I feel the code is much easier to read. I like the way my config is written in Method Chaining style. Although Method Chaining is a very subjective coding style, see the discussion in Stack Overflow. I feel it fits very well in configuration, so the code is more readable. It looks like a DSL for security configuration, and it matches old http namespace XML code.

One caveat I found: for any hasRole(role) method call, the passing parameter role string will be the name of the role without ROLE_ prefix. For example, admin user authority is ROLE_ADMIN, and in security.xml, we protect admin pages by using <intercept-url pattern="/admin/**" access="hasRole('ROLE_ADMIN')"/>. But in our Java config, we use .antMatchers("/admin/**").hasRole("ADMIN").

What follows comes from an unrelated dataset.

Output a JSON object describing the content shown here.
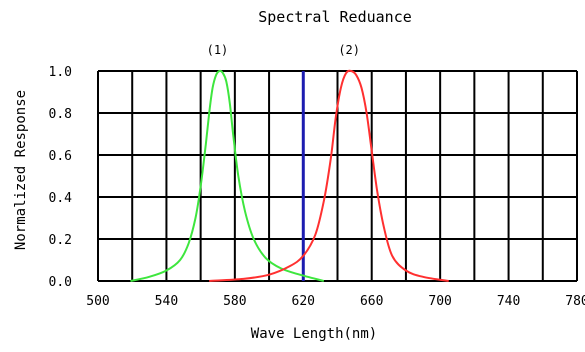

Another important feature of Spring Security is HTTP/HTTPS Channel Security. It seems very easy to set it in my SecurityConfig according to the test code NamespaceHttpPortMappingsTests.groovy . I can just add three lines of code to secure the admin pages with HTTPS only access:

@Configuration
@EnableWebSecurity
@EnableGlobalMethodSecurity(prePostEnabled=true)
public class SecurityConfig extends WebSecurityConfigurerAdapter {
...
	@Override
	protected void configure(HttpConfigurator http) throws Exception {
        http
	        .authenticationEntryPoint(socialAuthenticationEntryPoint())
	        .addFilterBefore(socialAuthenticationFilter(), AbstractPreAuthenticatedProcessingFilter.class)
	        .logout()
	            .deleteCookies("JSESSIONID")
	            .logoutUrl("/signout")
	            .logoutSuccessUrl("/")
	            .permitAll()
	            .and()
	        .rememberMe()
	        	.rememberMeServices(rememberMeServices())
	        	.add()
	        .requiresChannel()
                .antMatchers("/signin","/admin/**").requiresSecure()
                .antMatchers("/**").requiresInsecure();
	}
...
}

Since Cloud Foundry has issues with HTTPS, I cannot test it with my demo website on CloudFoundry.com. From the CloudFoundry.com support forum discussion Is it possible to visit my application via SSL (HTTPS)?:

Cloud Foundry is currently implemented to terminate SSL connections at the router, and all internal communication is unencrypted HTTP.

So I will test secure channel config after I upgrade my AppFog account.